Scripting application by Apple

Shortcuts (formerly Workflow) is a visual scripting application developed by Apple and provided on its iOS, iPadOS, macOS, watchOS and visionOS operating systems. It allows users to create macros for executing specific tasks and automations on their device(s). These task sequences can be created by the user and shared online through iCloud. A number of curated shortcuts can also be downloaded from the integrated Gallery.

Shortcuts are activated manually through the app, shortcut widgets, the share sheet, and Siri. They can also be automated to trigger after an event, such as the time of day, leaving a set location, or opening an app.

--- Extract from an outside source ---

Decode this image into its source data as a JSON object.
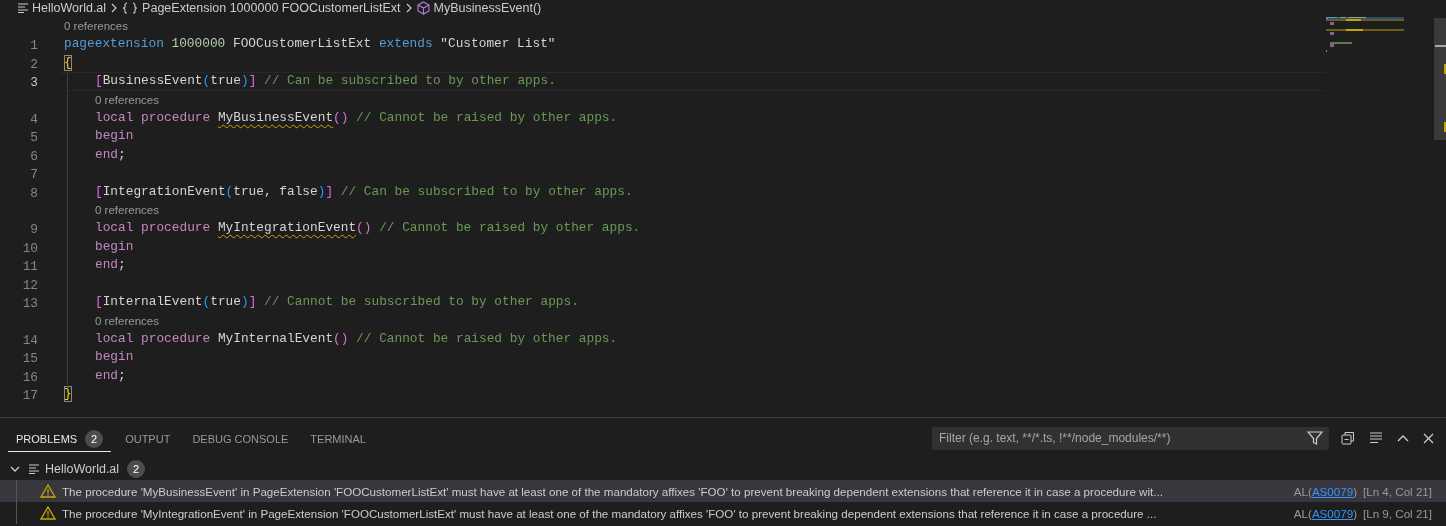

Shortcuts was originally created by DeskConnect, Inc. (Ari Weinstein, Conrad Kramer, Veeral Patel, and Nick Frey) for MHacks Winter 2014 competition and was awarded first place for Best iOS App.

==History==
Workflow originally began as a project at The University of Michigan's MHacks.

In 2015, Workflow received an Apple Design Award for its integration with iOS accessibility features such as VoiceOver.

On March 22, 2017, Apple acquired Workflow for an undisclosed amount. Following the purchase, the software was made available for free. An accompanying update also changed some of the service providers used within the app to those owned or preferred by Apple, such as Apple Maps and Microsoft Translator, and closed submissions of workflows to Gallery.

On September 17, 2018, the Workflow app became the Shortcuts app, which runs shortcuts with Siri, along with iOS 12. The app was announced on June 4, 2018, at WWDC 2018.

On September 19, 2019, with the public launch of iOS 13, the Shortcuts app became a default app installed on all iOS 13 devices.

On June 7, 2021, at WWDC 2021, a desktop version of the Shortcuts app was announced for macOS.

On September 12, 2022, Apple launched an update to the Shortcuts app as a part of iOS 16. This update included the ability to integrate Siri voice assistant with Shortcuts.

==URL scheme==

Shortcuts also supports a URL scheme. This works as follows:
- shortcuts://
Opens the Shortcuts app.
- shortcuts://gallery
Opens the Gallery with Shortcuts that have been premade by Apple.
- shortcuts://gallery/search?query=[search words]
Searches the gallery for the search word. URL encoding is required to use multiple search words.
- shortcuts://create-shortcut
Creates a new shortcut and opens that shortcut in the editor.
- shortcuts://open-shortcut?name=[name]
Opens the shortcut in the editor that has the specified name. URL encoding is required.
- shortcuts://run-shortcut?name=[name]&input=[see note]&text=[see note]
Executes a shortcut, optionally including an input.

Note: The parameters "input" and "text" are optional. If you pass "clipboard" to input, the clipboard is passed as input. If you pass "text" to input, the parameter "text" is retrieved and the text stored there is passed as input. There, URL encoding is required.